Orrie and Waggie had previously been arrested in connection with the February 2000 abduction of state witness Ebrahim Gallie, who was scheduled to testify in another Pagad trial. Gallie escaped but the case had to be dropped after he was shot dead in May that year.
Orrie was linked to the Keg bomb by fingerprints on a tube of glue found in the garage of the Enous home. At a bail hearing he denied knowing the Enouses.
The Enouses became state witnesses in the Keg case, but were murdered by Orrie’s brother, Phadiel, on Boxing Day 2000 while under witness protection. Phadiel Orrie was sentenced to two terms of life imprisonment for the murders.
At the time of the Keg incident Waggie was out on bail in another case related to the Lansdowne police station bombing in January 1998.
Waggie, with another Pagad member, Ismail Edwards, was later convicted in the Lansdowne case and sentenced to 30 years imprisonment.

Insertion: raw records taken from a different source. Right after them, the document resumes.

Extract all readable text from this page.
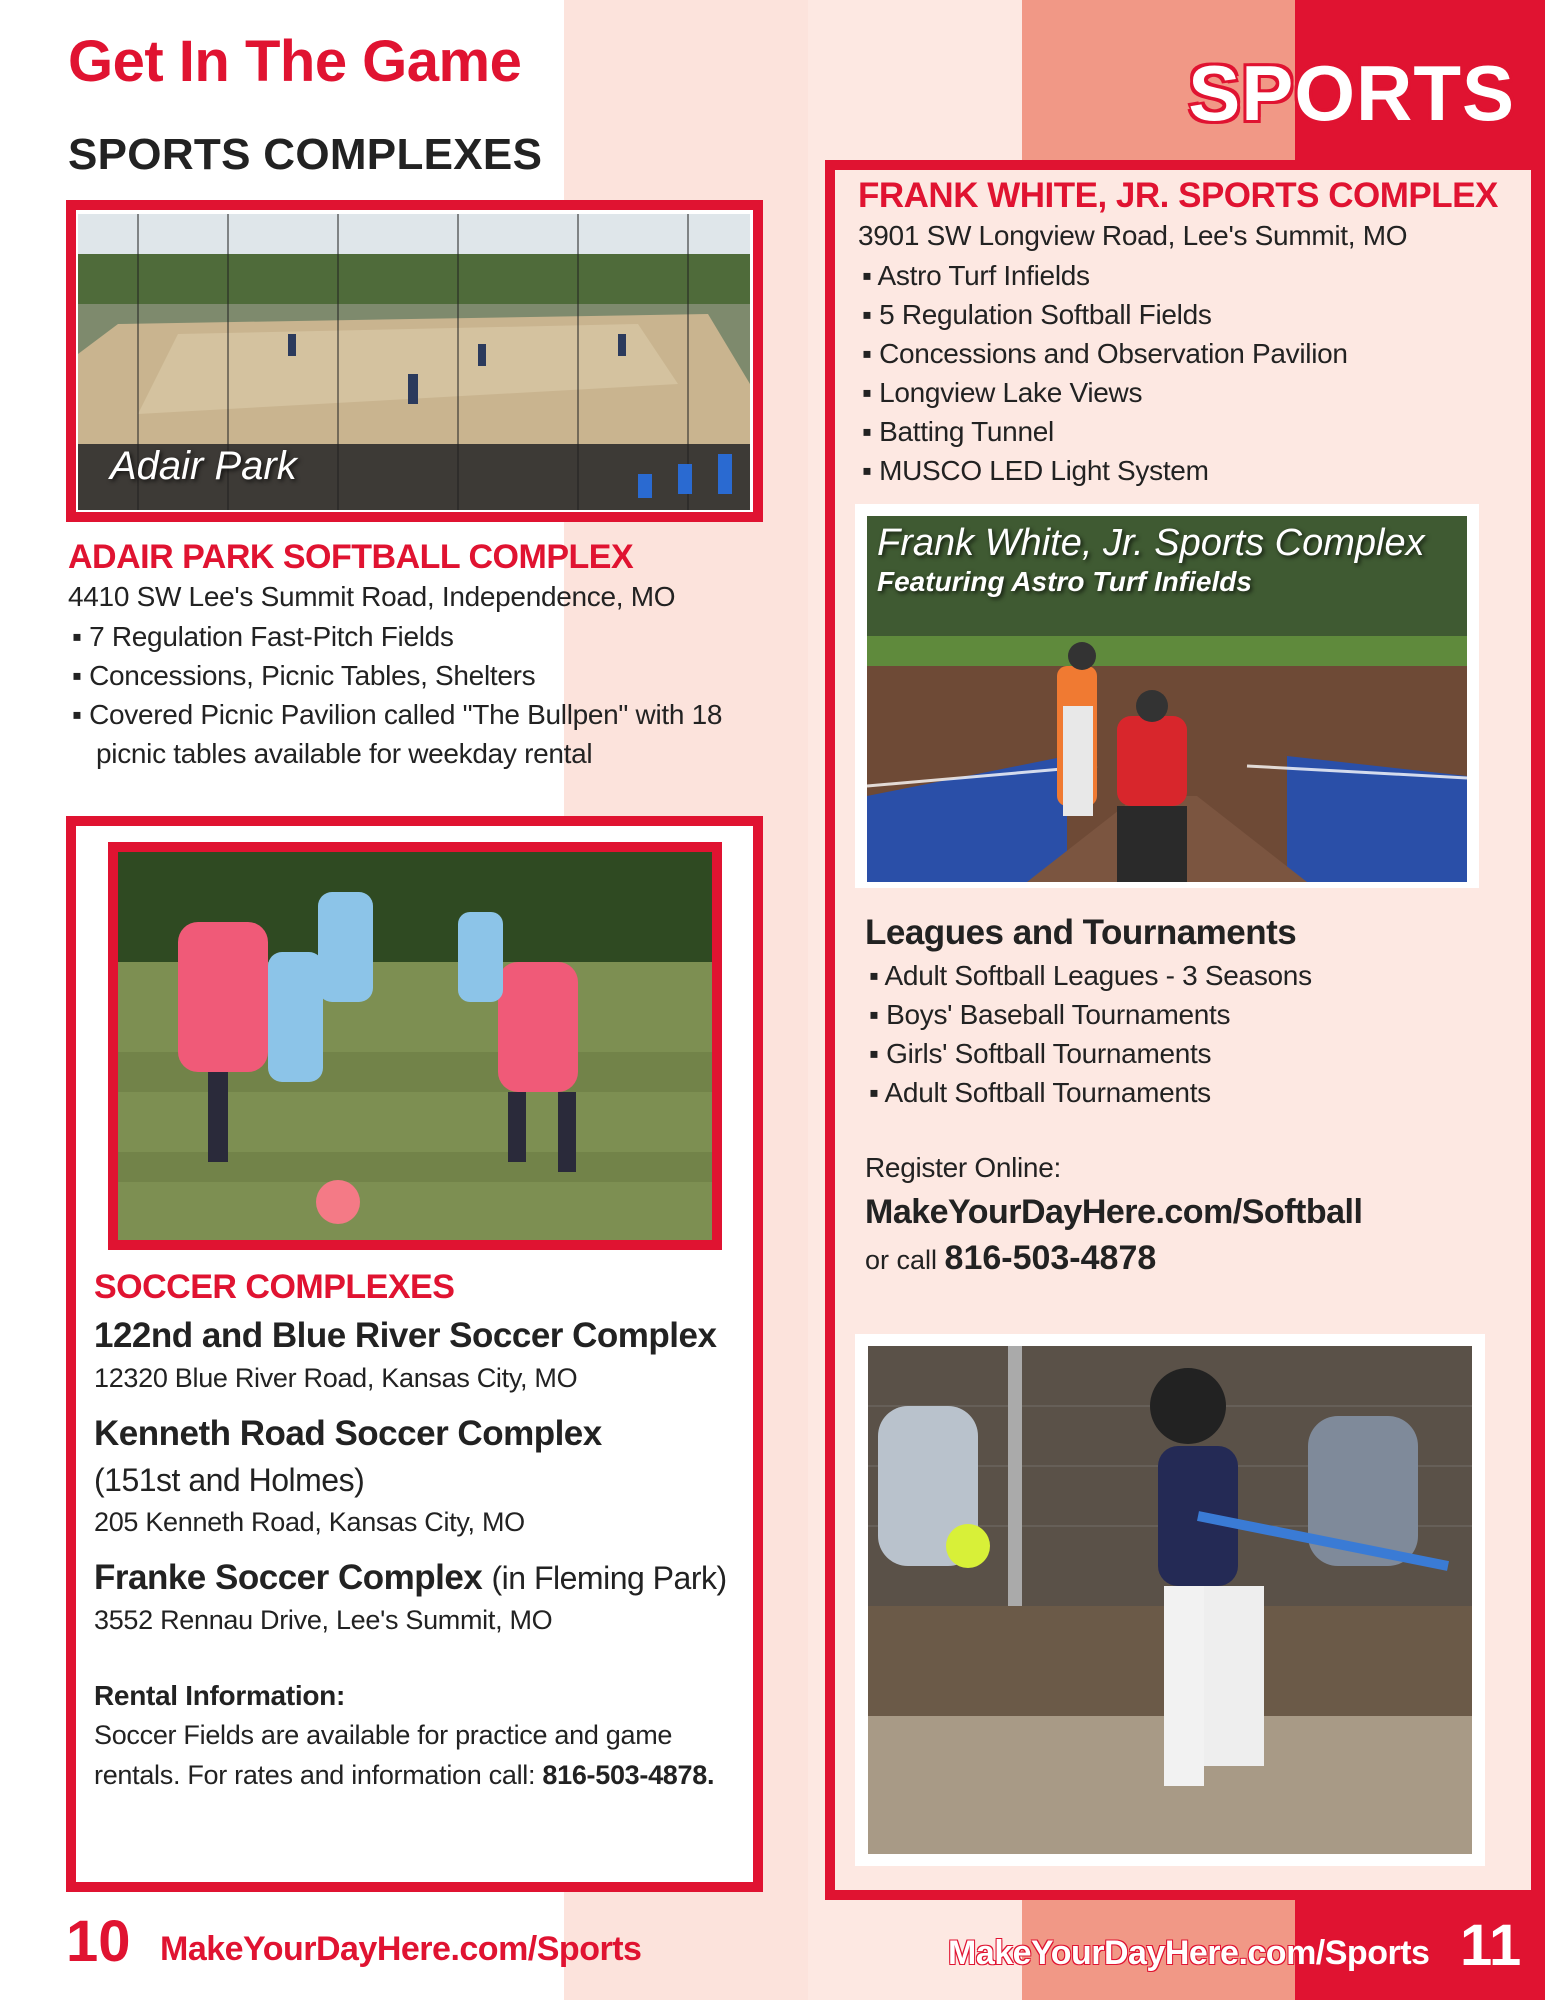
Get In The Game
SPORTS COMPLEXES
Adair Park
ADAIR PARK SOFTBALL COMPLEX
4410 SW Lee's Summit Road, Independence, MO
▪ 7 Regulation Fast-Pitch Fields
▪ Concessions, Picnic Tables, Shelters
▪ Covered Picnic Pavilion called "The Bullpen" with 18 picnic tables available for weekday rental
SOCCER COMPLEXES
122nd and Blue River Soccer Complex
12320 Blue River Road, Kansas City, MO
Kenneth Road Soccer Complex
(151st and Holmes)
205 Kenneth Road, Kansas City, MO
Franke Soccer Complex (in Fleming Park)
3552 Rennau Drive, Lee's Summit, MO
Rental Information:
Soccer Fields are available for practice and game rentals. For rates and information call: 816-503-4878.
10 MakeYourDayHere.com/Sports
SPORTS
FRANK WHITE, JR. SPORTS COMPLEX
3901 SW Longview Road, Lee's Summit, MO
▪ Astro Turf Infields
▪ 5 Regulation Softball Fields
▪ Concessions and Observation Pavilion
▪ Longview Lake Views
▪ Batting Tunnel
▪ MUSCO LED Light System
Frank White, Jr. Sports Complex
Featuring Astro Turf Infields
Leagues and Tournaments
▪ Adult Softball Leagues - 3 Seasons
▪ Boys' Baseball Tournaments
▪ Girls' Softball Tournaments
▪ Adult Softball Tournaments
Register Online:
MakeYourDayHere.com/Softball
or call 816-503-4878
MakeYourDayHere.com/Sports 11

Waggie and Shahied Davids were also convicted in another case for attempting to murder Armien Abrahams and robbing him of his bakkie. Abrahams, who was connected to high-profile gang members, was also later gunned down by unknown assailants.
Waggie is still in jail, but Davids was released in 2005. Davids was arrested again in December 2006, allegedly in possession of three pipe-bombs. Charges against him were withdrawn without explanation in 2007.
In June 2007 a newspaper quoted prosecutor Helene Booysen confirming the Keg case was being reopened. But on March 26 2008 the case was quietly closed once more.